L’angolo di Full: “Il fischio delle giovani marmotte”

Il fischio delle giovani marmotte

Arrivai puntuale nonostante avessi trovato il traffico molto rallentato da numerose roulotte di tedeschi che stavano concludendo le loro ordinate vacanze scaglionate. Ormai erano rimasti solo loro a scodinzolare quell’ingombrante rimorchio anche perché, le roulotte degli italiani, non si potrebbero estirpare nemmeno col trattore dai loro campeggi permanenti dove hanno radicato con verande, tettoie, steccati e rigogliose vasche di basilico e rucola.

Avevo accettato l’invito a una breve vacanza in camping senza aver mai fatto un solo giorno di campeggio in vita mia, se si esclude il campo militare. Quand’ero ragazzo i pochi camping esistenti erano gratuiti per via di una legge che ne escludeva la gestione con fini di lucro: una legge ininfluente per me che non avevo nemmeno i soldi per la canadese a una piazza.
Quando mi sposai, le mogli avevano un ritornello: almeno in vacanza, niente letti da rifare né piatti da lavare… dopo trecentocinquanta giorni da serva, almeno quindici da signora.
Al solo proporre l’appartamento arredato diventavano delle iene, figuriamoci la roulotte!
La condizione di signora era rappresentata dalla pensione Mamma Rosa o Villa Serena con pasti completi di formaggio, frutta e dessert. Il mare era l’Adriatico perché il Ligure era già parsimonioso ai tempi delle Quattro Repubbliche Marinare. Una parsimonia evidenziata da una fondamentale congiunzione: formaggio “o” frutta “o” dessert.

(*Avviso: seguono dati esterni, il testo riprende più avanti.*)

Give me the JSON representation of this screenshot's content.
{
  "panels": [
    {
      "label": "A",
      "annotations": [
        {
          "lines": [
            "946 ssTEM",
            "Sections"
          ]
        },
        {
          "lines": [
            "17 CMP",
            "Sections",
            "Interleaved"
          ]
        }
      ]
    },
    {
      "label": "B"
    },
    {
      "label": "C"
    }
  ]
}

Cullato dallo scodinzolio della roulotte che mi precedeva e da questi ricordi, arrivai presto a destinazione, ma non nel modo che s’immagina: la roulotte tirò dritto e, nel camping, m’infilai io con l’auto.
Parcheggiai e m’addentrai fra una doppia fila di casette di legno che, in pratica, erano l’evoluzione delle tende di trent’anni prima. Su due lati di ciascuna casetta erano fissate due ruote, giusto per salvare il concetto di casa mobile, per quanto la mobilità potesse derivare solo da un terremoto. Quel modello di ruote non m’era nuovo e poco più avanti, infatti, iniziava la zona delle roulotte (o ex tali) posate direttamente su mattoni, causa vendita delle ruote alle casette.

Come avrei dovuto immaginare dalla totale mancanza di indicazioni, dopo tre minuti m’ero bell’e perso. Ricordai le istruzioni del Galimba (ufficialmente Galimberti) trentasei passi dalla fontana, sulla destra. Così tornai alla fontana e contai i passi cercando di imitare la camminata del Galimba, ben più alto di me. Al trentasei lo chiamai col fischio delle Giovani Marmotte e lui sbucò da una porta sul trentadue perché lo ricordavo più alto.

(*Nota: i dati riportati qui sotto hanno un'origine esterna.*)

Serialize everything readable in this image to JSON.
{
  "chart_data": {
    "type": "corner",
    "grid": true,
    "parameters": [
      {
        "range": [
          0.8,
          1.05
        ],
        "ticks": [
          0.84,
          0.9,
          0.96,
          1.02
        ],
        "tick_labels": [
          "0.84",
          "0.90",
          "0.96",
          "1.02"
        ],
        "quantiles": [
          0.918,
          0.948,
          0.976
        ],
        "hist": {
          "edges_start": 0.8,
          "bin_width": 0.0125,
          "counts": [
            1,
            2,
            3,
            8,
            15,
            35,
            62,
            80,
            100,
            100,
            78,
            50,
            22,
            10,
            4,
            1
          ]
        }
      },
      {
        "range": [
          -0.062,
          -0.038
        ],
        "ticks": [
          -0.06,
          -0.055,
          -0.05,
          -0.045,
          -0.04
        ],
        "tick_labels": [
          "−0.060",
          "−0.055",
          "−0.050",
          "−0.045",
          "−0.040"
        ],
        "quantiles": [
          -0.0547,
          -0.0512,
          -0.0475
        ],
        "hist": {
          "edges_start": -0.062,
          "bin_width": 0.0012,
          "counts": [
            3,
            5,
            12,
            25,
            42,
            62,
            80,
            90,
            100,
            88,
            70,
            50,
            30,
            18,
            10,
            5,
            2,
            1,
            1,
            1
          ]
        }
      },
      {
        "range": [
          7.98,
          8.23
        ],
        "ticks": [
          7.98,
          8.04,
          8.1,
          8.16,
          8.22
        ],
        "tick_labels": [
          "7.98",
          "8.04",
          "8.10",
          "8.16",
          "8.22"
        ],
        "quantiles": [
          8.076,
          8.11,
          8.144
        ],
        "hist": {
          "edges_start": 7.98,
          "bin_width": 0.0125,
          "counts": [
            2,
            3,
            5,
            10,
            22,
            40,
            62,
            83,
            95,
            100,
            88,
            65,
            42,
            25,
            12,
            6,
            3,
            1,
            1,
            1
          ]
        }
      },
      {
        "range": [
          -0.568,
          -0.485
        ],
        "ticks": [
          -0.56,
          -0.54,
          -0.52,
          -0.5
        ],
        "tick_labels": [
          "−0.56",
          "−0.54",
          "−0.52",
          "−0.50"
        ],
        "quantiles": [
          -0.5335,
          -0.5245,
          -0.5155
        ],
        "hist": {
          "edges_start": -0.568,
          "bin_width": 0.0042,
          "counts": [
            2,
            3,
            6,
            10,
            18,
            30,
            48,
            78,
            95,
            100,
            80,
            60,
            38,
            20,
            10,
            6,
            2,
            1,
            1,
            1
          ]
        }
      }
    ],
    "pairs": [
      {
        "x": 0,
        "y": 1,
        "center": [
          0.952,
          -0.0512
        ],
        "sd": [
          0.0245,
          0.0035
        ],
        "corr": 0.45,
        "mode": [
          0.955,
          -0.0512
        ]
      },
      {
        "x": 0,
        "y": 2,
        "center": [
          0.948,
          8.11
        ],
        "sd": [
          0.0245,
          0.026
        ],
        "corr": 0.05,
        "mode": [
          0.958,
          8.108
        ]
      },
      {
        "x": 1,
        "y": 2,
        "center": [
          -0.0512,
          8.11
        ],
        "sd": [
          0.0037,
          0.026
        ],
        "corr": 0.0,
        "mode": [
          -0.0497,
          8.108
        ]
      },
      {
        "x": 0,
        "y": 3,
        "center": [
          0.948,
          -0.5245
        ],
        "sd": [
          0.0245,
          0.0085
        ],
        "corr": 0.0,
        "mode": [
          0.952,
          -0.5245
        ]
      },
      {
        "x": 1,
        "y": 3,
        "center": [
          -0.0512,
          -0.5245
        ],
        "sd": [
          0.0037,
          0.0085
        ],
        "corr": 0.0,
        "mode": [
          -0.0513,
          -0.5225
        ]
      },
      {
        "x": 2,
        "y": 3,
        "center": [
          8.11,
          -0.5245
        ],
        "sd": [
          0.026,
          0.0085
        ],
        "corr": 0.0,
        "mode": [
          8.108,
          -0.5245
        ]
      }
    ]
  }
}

Dopo il cerimoniale d’obbligo per vedere e apprezzare le geniali evoluzioni da tenda a capanna, a casetta, a “mini palazzina condominiale”, ci apprestammo alla cena. M’aspettavo una ricca varietà al barbecue da lui decantato più volte, invece c’era tonno e insalata. Ci facemmo qualche mano di briscola e di chiacchiere poi andammo a dormire con le finestre protette solo dalle zanzariere. Mi resi subito conto che un televisore, pur ridotto al sussurrìo, è micidiale se il tuo vicino sta a un metro e mezzo, così ascoltai la cronaca di una partita di palla-mano, sport che m’interessava quanto al vicino sul lato opposto, ronfante come un bombardino. Anche il Galimba continuava a rigirarsi nel letto, così gli chiesi se non era il caso di chiudere le finestrelle anche per via dell’umidità. Evidentemente si rigirava nel sonno perché non mi rispose. Lo chiamai più volte, infine lanciai quello che restò il mio ultimo fischio delle Giovani Marmotte (poi spento da un dentista) e finalmente il Galimba accese la luce, prese un affarino rosa dal ripiano e se lo ficcò dentro un orecchio:
«Hai detto qualcosa?»
Nella vita m’ha sempre salvato la prontezza di riflessi così gli indicai il mio cellulare:
«Mi hanno chiamato da Milano: mio suocero è peggiorato e domattina dovrò ripartire».
«Una bella sfortuna anche per te» partecipò accorato il Galimba.
«Si, è un periodo sfortunato» concordai pareggiando la bugia con la nuda verità.